Varginha viveu no período aproximado de 1955 até por volta de 1963 uma fase histórica na música. Por iniciativa do Padre Honório, na época vigário da Paróquia do Divino Espírito Santo e apoiado pelo locutor de rádio, o carioca residente em Varginha, Sr. Djalma Guimarães foi criado o Programa Infantil de Rádio intitulado Petisada Alegre, que se realizava nas

Esse programa radiofônico era transmitido aos domingos a partir das 10 horas pela então Rádio Clube de Varginha, sob a direção do seu fundador o radialista Sr. Silas Sampaio Morais(lincar rádio clube).

Essa iniciativa pode ser considerada como o primeiro incentivo e busca de futuros talentos musicais. No programa se apresentavam crianças que através da música, poesia, instrumentação e outras manifestações artísticas, ali compareciam para demonstrar seus talentos.

Havia uma grande participação por parte dos varginhenses e demais ouvintes de outros municípios que na maioria escolhiam seus intérpretes favoritos, prestigiando-os com suas presenças os programas ou enviando-lhes cartas elogiando-os e solicitando-lhes as músicas que gostariam de ouvir, nas vozes de seus "ídolos".

A audiência era tamanha que por ocasiões de datas especiais como Natal, Dia das Mães, Dia dos Pais, esses programas eram realizados no Cine Theatro Capitólio (assim chamado na época), que por ter um espaço maior podia melhor comportar os assistentes, embora ele também ficasse totalmente lotado.

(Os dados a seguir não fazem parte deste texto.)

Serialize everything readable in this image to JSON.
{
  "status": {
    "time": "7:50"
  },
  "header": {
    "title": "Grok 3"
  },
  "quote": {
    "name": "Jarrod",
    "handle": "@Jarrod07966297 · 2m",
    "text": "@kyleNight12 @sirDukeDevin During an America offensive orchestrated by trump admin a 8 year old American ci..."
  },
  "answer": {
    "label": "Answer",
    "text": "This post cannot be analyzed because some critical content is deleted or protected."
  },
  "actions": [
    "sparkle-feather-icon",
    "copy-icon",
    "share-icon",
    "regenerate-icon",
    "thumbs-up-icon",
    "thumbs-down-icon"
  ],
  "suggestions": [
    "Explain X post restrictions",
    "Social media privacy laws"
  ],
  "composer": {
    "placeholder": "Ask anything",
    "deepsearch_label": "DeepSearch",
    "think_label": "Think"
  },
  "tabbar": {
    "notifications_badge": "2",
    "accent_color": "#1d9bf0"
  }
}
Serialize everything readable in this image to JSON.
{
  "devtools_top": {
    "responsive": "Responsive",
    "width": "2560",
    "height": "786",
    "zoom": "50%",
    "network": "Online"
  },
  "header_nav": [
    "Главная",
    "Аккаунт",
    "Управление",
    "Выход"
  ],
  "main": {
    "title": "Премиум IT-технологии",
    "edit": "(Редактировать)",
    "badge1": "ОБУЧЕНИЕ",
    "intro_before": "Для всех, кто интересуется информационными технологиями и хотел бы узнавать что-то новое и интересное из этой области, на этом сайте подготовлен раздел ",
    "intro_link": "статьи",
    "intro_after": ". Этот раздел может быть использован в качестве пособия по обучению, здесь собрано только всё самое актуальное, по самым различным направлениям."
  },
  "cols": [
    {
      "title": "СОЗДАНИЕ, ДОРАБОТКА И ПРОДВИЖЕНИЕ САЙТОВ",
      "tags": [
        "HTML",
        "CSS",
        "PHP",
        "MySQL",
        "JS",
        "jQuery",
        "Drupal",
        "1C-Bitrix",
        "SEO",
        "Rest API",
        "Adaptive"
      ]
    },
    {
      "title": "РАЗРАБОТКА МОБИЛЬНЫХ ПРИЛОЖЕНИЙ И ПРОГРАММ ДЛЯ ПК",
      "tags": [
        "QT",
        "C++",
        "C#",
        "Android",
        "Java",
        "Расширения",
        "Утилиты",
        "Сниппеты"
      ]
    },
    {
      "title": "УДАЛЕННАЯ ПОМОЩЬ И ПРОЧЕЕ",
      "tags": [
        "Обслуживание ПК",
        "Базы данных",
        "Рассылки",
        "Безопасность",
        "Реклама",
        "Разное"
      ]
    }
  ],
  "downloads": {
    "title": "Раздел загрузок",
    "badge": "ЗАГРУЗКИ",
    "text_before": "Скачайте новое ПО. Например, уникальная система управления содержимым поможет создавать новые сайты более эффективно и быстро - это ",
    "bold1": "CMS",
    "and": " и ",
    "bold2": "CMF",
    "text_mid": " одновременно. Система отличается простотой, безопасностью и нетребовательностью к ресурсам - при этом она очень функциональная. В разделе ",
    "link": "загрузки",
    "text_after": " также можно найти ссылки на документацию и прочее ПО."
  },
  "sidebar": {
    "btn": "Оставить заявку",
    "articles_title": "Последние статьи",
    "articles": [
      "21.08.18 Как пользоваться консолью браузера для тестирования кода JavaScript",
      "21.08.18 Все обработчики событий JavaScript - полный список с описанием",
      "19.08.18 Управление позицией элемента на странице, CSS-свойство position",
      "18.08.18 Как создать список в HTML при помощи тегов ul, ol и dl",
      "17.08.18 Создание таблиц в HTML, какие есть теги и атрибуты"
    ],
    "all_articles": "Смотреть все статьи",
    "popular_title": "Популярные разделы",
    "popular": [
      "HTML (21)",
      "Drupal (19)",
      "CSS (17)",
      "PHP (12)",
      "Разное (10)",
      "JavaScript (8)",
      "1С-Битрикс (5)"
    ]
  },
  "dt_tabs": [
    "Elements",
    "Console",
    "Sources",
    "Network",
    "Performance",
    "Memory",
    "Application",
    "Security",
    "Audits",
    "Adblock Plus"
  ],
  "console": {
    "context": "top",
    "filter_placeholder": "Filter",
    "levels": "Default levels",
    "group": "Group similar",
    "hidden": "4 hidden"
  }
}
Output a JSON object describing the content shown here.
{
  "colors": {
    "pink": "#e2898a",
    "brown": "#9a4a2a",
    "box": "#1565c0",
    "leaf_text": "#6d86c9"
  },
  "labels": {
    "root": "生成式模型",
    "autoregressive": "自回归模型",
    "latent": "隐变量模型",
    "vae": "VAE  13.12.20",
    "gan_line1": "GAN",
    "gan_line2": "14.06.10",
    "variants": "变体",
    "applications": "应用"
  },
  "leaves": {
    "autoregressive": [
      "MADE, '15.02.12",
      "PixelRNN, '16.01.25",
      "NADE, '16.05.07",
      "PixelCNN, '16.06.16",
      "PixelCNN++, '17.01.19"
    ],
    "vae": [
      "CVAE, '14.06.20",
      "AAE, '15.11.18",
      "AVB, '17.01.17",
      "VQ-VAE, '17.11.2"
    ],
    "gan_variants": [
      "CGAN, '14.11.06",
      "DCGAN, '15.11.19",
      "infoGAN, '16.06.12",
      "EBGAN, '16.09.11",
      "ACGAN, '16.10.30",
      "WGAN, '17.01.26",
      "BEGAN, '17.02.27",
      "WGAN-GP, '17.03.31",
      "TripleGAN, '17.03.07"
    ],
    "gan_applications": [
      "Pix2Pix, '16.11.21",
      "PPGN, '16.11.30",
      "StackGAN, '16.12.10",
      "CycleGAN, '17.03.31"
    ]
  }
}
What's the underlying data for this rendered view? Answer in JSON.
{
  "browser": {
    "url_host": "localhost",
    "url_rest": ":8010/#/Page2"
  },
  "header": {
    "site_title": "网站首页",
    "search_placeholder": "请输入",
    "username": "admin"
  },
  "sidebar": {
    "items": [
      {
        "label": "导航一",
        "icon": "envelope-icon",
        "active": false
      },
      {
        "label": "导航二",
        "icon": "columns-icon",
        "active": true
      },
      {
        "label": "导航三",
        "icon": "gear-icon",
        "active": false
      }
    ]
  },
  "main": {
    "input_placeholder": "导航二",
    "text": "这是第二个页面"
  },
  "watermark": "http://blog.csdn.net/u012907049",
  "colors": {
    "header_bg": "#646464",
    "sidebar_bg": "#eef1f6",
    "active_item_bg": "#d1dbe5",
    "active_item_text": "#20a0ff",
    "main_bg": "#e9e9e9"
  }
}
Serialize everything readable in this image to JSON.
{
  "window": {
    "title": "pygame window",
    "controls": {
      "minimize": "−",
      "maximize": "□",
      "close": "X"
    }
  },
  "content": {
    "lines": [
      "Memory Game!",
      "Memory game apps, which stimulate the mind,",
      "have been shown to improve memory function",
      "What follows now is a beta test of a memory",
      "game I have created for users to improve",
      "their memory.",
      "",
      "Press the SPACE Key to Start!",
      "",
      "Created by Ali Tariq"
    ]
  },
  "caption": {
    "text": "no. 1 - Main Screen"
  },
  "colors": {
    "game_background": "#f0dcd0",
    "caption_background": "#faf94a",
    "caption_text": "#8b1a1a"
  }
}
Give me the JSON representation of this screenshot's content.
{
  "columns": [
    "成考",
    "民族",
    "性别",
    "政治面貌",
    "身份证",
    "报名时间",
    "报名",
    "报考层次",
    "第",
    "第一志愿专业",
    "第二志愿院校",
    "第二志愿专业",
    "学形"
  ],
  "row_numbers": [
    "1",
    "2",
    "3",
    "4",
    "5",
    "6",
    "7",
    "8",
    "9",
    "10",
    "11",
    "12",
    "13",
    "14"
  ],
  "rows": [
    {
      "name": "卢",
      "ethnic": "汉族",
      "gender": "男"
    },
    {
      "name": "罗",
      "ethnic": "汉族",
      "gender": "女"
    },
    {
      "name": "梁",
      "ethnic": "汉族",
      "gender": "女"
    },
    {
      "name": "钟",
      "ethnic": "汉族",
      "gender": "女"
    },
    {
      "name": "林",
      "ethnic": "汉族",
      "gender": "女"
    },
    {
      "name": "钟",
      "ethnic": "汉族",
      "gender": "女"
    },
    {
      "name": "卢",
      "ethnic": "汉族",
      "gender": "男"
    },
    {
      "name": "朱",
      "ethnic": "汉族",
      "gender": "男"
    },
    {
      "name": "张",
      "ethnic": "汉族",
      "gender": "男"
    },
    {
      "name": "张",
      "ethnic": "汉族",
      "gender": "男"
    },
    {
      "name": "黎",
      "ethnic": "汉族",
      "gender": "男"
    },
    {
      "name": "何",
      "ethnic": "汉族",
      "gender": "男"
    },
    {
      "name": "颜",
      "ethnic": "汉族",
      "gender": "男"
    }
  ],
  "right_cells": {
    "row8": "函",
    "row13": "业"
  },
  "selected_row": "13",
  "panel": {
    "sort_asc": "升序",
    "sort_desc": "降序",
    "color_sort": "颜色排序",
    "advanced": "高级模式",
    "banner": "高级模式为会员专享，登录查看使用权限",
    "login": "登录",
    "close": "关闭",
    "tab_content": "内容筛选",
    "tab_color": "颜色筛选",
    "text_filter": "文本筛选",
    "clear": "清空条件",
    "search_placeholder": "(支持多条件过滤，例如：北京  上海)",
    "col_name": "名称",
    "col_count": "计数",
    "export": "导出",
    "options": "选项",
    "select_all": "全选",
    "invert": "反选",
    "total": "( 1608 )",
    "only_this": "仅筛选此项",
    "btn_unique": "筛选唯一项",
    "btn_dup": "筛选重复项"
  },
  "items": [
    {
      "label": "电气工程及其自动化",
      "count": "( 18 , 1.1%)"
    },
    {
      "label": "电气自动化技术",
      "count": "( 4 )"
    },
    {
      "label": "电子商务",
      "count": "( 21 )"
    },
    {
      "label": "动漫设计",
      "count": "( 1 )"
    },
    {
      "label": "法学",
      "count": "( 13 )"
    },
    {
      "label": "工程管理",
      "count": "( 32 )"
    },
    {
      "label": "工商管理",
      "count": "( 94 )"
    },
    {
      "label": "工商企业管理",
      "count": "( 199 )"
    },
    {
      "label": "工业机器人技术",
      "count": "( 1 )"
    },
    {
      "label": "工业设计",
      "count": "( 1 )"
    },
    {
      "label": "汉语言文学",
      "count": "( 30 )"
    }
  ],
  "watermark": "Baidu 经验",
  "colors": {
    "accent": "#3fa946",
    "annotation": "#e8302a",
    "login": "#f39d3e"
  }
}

Caravanas de outras cidades, filhos e pais, vinham em busca de contatos com aquelas crianças cantoras que mais lhes eram significativas. Com o intuito de proporcionar a seus filhos a emoção de conhecer os cantores mirins, também eles se integravam ao espírito artístico que aquele programa representava na época.

Acompanhava os cantores o chamado "Regional" do Petisada Alegre, composto pelos músicos Sr. Oliveira Ciacci, ao acordeon; Sr. Mr. Moto, ao cavaquinho e violão; a Profª. Alice Macedo ao piano e Gilberto Vieira com instrumentos de percussão.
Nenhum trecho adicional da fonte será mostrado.